Phagodeterrence as a strategy to curb vector activity and Xylella fastidiosa transmission

Reducing the frequency of insect vectors-plant interaction is crucial for minimizing the likelihood of vector borne plant pathogens transmission. The bacterium Xylella fastidiosa, whose the main vector species in Europe is the meadow spittlebug Philaenus spumarius, is threatening the agricultural heritage worldwide. Given the lack of curative methods, current X. fastidiosa control strategies focus on reducing the insect vectors abundance through ground cover removal and chemical treatments. However, this strategy does not seem to limit the bacterium spread besides causing side effects. Here, we explored whether vector activity and bacterium transmission could be curbed harnessing repellence and/or phagodeterrence induced by a plant-derived chemical compound causing no to marginal spittlebugs mortality. A Eucalyptus globulus extract (EGe) was selected as a model compound, due to its documented repellent/phagodeterrent activity against several insects’ taxa and low risk profile. First, using the Electrical Penetration Graph (EPG) technique, we assessed the effect of EGe on P. spumarius probing behaviour testing four routes of exposure i.e. delivery to the xylem by endotherapy, root drench, foliar spray, and insects’ topical exposure.

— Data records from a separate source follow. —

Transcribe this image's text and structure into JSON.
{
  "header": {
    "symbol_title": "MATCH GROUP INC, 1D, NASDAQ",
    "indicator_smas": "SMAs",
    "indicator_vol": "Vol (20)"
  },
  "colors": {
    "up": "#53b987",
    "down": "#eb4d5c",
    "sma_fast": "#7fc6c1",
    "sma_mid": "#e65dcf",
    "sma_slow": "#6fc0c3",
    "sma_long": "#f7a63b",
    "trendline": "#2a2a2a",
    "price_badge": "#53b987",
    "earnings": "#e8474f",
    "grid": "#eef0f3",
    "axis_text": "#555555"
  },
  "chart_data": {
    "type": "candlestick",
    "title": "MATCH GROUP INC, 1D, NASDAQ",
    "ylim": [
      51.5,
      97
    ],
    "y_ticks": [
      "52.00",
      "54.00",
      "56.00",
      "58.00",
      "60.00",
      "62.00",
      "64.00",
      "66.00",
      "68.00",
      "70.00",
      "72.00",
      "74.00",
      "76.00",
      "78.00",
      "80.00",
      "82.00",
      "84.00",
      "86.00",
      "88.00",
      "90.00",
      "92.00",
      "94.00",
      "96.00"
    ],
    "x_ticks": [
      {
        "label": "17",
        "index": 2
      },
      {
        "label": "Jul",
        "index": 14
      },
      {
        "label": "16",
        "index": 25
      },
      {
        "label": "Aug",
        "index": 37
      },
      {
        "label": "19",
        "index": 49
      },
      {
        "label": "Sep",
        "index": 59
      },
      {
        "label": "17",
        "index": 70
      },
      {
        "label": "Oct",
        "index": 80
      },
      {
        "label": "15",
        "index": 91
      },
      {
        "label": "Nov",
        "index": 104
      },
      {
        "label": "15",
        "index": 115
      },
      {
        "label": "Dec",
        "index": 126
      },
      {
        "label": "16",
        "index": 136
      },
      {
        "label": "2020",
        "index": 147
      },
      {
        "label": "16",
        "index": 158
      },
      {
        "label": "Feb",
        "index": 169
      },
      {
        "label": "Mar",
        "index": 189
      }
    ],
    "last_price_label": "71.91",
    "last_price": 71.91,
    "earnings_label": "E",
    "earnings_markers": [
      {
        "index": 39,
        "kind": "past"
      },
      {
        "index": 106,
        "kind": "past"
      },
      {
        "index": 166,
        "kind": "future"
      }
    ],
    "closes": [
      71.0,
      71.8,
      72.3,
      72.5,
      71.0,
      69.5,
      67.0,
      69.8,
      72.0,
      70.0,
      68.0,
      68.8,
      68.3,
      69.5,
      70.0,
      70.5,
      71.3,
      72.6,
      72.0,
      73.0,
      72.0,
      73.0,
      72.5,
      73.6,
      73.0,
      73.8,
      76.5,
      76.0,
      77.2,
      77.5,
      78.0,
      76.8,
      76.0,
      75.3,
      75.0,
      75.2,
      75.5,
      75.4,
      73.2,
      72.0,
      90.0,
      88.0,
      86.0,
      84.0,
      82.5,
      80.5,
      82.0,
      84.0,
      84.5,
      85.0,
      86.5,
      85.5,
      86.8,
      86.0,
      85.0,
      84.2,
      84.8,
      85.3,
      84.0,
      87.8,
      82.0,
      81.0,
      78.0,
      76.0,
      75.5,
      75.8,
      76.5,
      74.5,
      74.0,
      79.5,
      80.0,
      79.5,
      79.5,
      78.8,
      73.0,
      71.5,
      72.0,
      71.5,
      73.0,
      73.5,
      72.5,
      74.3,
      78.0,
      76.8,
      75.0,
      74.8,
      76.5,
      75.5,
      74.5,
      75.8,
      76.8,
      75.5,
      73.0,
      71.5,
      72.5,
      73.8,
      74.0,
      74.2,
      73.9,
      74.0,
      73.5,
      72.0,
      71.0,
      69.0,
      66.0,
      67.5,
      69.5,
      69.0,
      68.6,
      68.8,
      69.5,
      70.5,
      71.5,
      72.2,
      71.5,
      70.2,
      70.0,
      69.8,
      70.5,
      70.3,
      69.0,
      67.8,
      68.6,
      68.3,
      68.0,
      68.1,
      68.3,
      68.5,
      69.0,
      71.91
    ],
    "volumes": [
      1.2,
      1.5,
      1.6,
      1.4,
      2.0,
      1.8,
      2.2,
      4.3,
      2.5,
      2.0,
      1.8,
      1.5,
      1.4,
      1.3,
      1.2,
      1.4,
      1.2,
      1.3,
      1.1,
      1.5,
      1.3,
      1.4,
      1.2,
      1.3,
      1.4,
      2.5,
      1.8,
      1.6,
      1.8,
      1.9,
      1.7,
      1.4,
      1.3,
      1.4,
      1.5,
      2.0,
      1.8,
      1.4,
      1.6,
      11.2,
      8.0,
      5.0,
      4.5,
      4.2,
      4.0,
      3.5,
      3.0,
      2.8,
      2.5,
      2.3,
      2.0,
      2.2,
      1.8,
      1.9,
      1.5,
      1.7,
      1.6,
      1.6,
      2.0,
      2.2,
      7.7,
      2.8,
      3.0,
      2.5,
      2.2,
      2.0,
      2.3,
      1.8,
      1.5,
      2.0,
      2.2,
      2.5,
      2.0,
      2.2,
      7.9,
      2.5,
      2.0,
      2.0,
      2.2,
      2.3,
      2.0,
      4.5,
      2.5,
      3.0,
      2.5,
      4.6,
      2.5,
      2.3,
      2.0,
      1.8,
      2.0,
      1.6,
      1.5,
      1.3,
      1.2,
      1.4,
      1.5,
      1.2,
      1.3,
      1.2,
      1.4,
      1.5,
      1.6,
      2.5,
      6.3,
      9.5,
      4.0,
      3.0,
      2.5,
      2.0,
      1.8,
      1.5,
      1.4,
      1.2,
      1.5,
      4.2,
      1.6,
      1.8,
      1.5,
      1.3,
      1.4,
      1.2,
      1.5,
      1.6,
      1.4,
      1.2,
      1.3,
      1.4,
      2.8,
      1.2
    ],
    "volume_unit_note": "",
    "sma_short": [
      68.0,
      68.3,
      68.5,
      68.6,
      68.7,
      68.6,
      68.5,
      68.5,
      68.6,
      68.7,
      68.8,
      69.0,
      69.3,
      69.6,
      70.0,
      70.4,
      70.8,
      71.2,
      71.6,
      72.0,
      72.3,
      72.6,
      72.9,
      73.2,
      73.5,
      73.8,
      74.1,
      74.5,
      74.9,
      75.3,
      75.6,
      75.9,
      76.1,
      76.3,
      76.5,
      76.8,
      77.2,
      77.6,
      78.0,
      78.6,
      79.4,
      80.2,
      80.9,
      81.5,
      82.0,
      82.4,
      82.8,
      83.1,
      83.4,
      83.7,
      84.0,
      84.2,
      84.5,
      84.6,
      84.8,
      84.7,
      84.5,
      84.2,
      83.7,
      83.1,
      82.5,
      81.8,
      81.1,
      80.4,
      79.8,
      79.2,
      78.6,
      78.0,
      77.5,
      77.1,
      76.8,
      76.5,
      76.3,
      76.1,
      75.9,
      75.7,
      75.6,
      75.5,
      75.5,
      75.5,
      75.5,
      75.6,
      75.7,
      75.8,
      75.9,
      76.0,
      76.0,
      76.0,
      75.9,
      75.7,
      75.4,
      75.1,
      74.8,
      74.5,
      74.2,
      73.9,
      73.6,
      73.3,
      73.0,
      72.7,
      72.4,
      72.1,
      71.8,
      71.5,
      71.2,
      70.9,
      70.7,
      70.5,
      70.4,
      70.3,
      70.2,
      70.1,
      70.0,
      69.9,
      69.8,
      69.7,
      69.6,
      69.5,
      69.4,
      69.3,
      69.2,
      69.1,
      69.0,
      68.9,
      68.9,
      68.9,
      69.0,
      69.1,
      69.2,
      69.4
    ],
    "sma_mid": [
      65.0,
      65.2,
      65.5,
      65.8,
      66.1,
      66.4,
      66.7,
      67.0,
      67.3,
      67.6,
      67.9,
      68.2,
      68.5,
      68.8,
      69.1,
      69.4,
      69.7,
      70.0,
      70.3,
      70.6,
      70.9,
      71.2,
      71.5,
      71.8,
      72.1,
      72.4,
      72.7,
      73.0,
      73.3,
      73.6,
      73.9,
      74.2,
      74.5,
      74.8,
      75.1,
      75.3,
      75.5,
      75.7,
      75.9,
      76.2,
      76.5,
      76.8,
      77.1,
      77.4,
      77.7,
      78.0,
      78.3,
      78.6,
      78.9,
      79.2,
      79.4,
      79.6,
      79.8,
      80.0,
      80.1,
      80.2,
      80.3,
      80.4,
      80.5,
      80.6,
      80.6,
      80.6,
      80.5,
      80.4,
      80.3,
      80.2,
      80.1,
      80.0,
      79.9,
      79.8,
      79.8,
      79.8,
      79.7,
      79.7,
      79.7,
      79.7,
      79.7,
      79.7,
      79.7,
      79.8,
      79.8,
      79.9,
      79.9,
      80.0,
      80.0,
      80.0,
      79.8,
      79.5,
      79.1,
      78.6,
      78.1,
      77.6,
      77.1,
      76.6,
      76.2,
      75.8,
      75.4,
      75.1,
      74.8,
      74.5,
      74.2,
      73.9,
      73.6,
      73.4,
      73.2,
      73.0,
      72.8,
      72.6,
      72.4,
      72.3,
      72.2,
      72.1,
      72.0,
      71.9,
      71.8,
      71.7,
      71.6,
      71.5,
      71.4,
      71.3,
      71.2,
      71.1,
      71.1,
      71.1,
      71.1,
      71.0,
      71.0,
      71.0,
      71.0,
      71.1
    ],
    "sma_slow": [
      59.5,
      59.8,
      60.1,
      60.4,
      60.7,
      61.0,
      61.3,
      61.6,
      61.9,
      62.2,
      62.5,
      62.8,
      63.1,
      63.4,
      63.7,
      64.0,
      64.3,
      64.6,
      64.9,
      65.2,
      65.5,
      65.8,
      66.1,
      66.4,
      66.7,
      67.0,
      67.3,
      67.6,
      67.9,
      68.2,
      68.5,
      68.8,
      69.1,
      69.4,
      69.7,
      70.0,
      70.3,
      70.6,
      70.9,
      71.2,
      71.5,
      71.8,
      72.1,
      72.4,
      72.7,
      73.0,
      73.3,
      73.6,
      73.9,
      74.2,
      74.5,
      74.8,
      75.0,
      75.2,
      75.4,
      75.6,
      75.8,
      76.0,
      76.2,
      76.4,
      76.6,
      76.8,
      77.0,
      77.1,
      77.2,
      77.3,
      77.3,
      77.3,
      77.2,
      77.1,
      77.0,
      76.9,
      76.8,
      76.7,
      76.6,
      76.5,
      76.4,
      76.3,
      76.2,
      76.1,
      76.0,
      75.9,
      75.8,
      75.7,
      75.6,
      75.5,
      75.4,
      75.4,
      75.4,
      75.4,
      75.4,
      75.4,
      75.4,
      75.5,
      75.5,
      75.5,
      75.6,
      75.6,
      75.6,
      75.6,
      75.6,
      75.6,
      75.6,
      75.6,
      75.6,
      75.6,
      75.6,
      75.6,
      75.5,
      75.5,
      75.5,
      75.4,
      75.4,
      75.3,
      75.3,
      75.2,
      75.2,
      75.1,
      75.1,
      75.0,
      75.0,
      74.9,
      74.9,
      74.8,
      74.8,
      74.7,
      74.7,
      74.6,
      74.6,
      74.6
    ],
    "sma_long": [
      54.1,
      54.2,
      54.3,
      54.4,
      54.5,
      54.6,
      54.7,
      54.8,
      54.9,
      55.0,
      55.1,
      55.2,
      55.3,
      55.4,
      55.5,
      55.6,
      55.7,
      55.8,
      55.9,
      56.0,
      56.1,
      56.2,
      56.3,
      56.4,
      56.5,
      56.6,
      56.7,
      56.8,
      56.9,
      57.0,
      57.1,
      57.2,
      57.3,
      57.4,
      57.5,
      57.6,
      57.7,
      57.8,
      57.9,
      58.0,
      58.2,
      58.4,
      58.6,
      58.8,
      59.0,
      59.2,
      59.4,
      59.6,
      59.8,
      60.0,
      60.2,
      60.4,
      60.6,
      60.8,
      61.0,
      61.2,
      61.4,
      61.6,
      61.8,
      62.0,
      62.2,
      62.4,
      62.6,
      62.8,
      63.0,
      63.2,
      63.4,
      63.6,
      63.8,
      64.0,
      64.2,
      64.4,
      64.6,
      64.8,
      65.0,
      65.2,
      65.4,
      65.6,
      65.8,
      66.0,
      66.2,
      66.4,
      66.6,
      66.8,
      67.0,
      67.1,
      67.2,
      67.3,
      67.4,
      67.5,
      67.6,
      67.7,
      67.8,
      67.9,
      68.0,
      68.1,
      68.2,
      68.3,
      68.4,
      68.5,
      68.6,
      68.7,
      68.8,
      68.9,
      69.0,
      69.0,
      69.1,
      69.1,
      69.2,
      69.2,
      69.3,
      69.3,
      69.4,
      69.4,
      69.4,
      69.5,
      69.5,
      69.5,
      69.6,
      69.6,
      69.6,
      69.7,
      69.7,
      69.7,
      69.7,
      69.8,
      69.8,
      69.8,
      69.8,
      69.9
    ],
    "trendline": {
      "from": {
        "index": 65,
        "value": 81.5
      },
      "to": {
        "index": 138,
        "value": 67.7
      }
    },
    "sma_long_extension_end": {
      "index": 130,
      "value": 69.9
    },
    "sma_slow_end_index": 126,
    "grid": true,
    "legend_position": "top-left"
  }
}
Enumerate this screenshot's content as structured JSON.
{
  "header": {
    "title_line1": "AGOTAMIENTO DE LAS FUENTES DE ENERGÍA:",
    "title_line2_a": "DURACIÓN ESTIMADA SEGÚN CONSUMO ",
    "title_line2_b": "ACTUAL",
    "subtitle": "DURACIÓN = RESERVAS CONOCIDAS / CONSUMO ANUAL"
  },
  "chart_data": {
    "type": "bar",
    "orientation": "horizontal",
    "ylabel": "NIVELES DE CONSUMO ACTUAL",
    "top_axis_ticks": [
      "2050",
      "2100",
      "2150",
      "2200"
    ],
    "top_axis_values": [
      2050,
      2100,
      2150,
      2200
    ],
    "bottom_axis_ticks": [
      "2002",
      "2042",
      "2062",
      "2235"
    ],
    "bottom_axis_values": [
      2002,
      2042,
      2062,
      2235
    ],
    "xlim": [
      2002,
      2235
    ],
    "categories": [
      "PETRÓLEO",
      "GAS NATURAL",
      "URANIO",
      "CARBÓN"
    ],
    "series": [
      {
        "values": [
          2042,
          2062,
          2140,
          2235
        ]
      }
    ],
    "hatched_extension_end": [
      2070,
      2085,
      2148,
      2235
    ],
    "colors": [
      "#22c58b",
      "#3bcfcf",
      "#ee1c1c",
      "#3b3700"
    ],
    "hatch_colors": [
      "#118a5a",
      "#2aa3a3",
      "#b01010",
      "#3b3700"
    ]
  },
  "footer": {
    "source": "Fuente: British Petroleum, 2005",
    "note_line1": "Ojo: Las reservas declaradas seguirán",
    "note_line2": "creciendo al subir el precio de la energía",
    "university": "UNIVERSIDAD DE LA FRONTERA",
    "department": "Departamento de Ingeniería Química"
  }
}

The best results were obtained when the extract was directly injected into the xylem, making almost half of the spittlebugs leave the treated plant after ingestion. Further choice tests with non-infective insects and X. fastidiosa inoculation trials confirmed that the delivery to the xylem of a phagode terrent chemical affects vector activity. Our results prove that reducing host plant suitability for the vector, rather than just relying on insecticide-induced mortality, could therefore represent a sustainable strategy for containing X. fastidiosa spread.